Polonya’nın Varşova’sında 1928 yılında hayvanat bahçesi açan evli çift Antonina (jesssica Chastain) ve Jan Zebinski (Johan Heldenberg) oğulları ile birlikte mutlu bir yaşam sürerken 1929 yılında Hitler yönetimindeki Almanlar ülkelerini işgal eder. Çift, bombalanan hayvanat bahçesini yeniden düzenlemeye çalışırken eski aile dostları Alman zoolog Lutz Heck (Daniel Brühl), Hitler tarafından subay yapılarak 100 yıl önce yok olan bir hayvan ırkını yeniden üretmesi için görevlendirilir. Bu arada Zebinski çifti, Nazilere karşı savaşan bir ekiple işbirliği yaparak toplama kampındaki kadın ve çocukları Nazilerden kurtarmaya çalışır.
Yıllardır ezilen halk olarak gösterilen Yahudi filmlerinden sıkıldım artık. Dünyada ezilmiş bir onlar var sanki! Tabi ki bu işler lobi ile oluyor. Dünyada ki her sektörde onlar var. Hangi taşı kaldırsan altlarından onlar kalkıyor. O nedenle de Yahudiler hep ezilen olarak gösterilip gündemde kalmaya devam ediyorlar. Yıllardır Filistinlilere yaptıkları işkence dünyanın gözleri önünde gerçekleşirken kimse sesini çıkarmıyor ve görmezden geliyor. Almanlar tarafından kıyıma uğradığı temcit pilavı gibi her dönem gözler önüne serilen Yahudiler, Filistinlilere uyguladıkları mobbing nedeniyle tarihten ders almamış gibi görünüyorlar.
Filmde yer verilen evcilleştirilmiş hayvanlar, oyunculardan daha iyi rol yapmışlar bayıldım doğrusu. Zaten filmin en güzel görüntülerde onların yer aldığı kareler. Fil, kaplan, aslan, tavşan, maymun, rakun ve diğer hayvanlar insanlara o kadar yakın ve sadıklar ki.. Dünyada kim hayvan kim insan düşünmekten kendinizi alıkoyamıyorsunuz. İnsanların, hayvanlardan daha vahşi ve acımasız olduğu bir gerçek. Hayvanlar, sadece aç bırakıldıklarında ve tehdit anında tehlikeliler. İnsanlar her daim tehlikeli!
Filmde en ilginç bulduğum, Alman zoolog’un 100 yıl önce yok olmuş bir sığır ırkını deneylerle genetiğini değiştirerek yeniden yaratma düşüncesiydi.
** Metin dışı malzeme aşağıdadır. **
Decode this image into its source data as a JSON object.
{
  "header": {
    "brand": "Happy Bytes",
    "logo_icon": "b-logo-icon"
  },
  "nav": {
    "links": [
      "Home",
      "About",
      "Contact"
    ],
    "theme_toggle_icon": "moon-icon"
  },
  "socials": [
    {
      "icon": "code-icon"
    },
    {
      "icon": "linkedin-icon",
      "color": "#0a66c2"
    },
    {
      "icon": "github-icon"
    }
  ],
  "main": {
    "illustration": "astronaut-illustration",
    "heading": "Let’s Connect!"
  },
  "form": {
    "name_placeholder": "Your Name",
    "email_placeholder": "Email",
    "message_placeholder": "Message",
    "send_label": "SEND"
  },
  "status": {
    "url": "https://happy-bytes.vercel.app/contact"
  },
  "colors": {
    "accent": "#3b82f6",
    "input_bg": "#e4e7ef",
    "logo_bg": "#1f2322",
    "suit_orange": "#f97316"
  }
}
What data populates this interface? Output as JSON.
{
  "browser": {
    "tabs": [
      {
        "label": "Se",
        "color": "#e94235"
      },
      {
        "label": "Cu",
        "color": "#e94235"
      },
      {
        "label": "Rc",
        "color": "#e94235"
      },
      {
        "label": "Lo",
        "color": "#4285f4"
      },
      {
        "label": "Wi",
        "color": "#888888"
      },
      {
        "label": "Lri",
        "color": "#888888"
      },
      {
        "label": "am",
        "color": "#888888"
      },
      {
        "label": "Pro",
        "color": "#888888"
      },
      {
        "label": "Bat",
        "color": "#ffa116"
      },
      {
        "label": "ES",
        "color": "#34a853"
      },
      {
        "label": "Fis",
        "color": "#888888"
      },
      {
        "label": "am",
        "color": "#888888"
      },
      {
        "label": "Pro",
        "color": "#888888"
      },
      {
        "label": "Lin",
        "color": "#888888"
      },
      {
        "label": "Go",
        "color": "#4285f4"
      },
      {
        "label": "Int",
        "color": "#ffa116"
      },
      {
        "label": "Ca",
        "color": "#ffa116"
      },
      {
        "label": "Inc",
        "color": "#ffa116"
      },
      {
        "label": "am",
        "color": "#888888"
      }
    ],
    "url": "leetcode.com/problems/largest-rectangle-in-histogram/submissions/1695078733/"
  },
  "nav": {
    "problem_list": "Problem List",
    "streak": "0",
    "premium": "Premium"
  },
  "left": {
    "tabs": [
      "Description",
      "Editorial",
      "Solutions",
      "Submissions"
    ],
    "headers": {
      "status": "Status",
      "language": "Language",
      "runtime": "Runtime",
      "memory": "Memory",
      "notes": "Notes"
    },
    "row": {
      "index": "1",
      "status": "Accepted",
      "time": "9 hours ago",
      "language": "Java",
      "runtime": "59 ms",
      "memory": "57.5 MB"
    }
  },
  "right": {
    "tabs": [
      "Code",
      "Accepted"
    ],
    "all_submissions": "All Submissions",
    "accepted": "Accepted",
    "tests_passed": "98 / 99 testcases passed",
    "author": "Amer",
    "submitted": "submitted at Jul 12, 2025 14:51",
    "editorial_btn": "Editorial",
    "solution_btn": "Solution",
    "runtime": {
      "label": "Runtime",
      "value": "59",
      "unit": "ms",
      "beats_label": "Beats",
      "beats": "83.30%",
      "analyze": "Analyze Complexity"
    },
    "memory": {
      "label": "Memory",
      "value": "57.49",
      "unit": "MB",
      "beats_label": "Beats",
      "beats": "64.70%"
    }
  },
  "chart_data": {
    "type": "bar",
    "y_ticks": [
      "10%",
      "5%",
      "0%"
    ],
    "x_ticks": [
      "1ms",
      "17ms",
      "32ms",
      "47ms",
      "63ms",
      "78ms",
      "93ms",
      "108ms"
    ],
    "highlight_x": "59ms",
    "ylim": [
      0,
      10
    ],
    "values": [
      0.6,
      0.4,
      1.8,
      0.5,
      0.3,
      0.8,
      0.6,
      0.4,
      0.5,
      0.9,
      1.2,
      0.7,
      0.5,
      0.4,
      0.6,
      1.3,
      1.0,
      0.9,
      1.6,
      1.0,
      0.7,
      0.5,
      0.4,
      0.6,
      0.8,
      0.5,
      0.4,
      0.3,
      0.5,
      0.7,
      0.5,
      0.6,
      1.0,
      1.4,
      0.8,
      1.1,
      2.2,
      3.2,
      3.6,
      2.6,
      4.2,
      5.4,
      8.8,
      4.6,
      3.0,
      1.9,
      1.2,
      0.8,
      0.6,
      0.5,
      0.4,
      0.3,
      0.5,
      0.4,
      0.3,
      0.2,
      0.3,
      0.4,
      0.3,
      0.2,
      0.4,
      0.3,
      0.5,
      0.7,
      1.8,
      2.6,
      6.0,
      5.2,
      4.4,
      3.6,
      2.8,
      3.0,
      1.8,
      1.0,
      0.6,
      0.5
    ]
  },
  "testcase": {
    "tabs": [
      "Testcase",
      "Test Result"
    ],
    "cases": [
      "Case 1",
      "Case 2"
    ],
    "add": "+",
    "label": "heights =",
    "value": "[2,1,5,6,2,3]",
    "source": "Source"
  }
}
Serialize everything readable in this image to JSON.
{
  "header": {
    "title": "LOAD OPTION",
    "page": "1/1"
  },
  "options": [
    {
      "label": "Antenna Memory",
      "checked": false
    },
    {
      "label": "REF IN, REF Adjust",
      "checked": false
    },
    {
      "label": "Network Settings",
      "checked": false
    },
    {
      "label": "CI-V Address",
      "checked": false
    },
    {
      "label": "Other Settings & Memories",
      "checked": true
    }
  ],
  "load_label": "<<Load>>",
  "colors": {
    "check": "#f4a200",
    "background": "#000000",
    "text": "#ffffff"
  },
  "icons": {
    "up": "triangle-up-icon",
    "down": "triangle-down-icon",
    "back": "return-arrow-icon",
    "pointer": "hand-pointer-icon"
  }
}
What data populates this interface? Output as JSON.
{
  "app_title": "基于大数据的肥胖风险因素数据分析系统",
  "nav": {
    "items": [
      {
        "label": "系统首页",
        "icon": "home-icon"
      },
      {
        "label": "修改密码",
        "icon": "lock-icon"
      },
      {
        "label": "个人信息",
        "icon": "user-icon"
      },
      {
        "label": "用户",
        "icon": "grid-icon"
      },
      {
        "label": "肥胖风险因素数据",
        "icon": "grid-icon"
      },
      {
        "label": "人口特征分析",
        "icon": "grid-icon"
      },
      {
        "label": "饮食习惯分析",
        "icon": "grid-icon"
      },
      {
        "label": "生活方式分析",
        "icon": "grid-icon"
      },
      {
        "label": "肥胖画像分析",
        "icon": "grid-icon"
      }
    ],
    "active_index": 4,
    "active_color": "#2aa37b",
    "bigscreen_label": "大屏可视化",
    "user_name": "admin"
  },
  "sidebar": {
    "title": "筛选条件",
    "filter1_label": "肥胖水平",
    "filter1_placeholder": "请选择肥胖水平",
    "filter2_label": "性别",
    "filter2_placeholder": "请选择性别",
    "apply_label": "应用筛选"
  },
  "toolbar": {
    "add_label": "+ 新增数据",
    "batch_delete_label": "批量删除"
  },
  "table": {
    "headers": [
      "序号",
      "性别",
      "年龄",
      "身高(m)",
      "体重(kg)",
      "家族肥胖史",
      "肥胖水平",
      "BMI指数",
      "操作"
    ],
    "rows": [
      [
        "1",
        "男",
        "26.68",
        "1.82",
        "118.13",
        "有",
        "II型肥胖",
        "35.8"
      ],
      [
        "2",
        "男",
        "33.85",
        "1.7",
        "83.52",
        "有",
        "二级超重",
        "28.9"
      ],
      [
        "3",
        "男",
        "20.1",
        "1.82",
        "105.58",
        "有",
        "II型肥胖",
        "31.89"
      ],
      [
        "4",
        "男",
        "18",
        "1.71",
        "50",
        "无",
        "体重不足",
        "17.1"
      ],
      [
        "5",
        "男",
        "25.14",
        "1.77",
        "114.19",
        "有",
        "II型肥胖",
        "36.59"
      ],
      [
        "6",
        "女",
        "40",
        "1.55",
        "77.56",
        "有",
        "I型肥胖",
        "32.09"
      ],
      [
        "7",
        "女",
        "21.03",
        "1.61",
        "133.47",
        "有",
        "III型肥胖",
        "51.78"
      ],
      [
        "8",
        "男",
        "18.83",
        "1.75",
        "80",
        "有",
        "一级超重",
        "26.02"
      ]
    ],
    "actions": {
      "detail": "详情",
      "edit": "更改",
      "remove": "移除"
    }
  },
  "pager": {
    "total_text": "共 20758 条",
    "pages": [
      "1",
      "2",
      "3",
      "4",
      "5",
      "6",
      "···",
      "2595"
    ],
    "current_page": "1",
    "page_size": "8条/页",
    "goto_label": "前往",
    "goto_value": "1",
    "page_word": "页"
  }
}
Ancak, bu düşünceye geniş biçimde yer verilmiyor ve fikir sadece diyaloglarda kalıyor. Filmin sonunda bir bizon görüyoruz ama yaratılan bizon mu yoksa denek mi bilmiyoruz. O’nu seyircinin yorumuna bırakmış yönetmen. Sadece bu konu üzerine bir senaryo yazılabilirse bana göre daha ilgi çekici bir yapım ortaya çıkabilir düşüncesindeyim.
Dönem atmosferi, kostüm, yer ve mekanlar iyi etüt edilmiş. Kurguda ki sıkıntılar seyirci tarafından bariz olarak hissedilse de açığı oyuncuların iyi performansları kurtarıyor. Filmin oyuncularının performansları genelde çok iyi ancak az diyaloğu olmasına rağmen vücut dili ve mimiklerini mükemmel kullanan Michael McElhatton diğerlerine göre bir adım önde bir oyunculuk sergilemiş.
Sözün özü : Ezen Nazi ezilen Yahudi filmleri hala ilginizi çekiyorsa bu filmde ilginizi çekebilir. Ama bana göre başka seçenekleri değerlendirmenizde fayda var. Filme gideceklere iyi seyirler.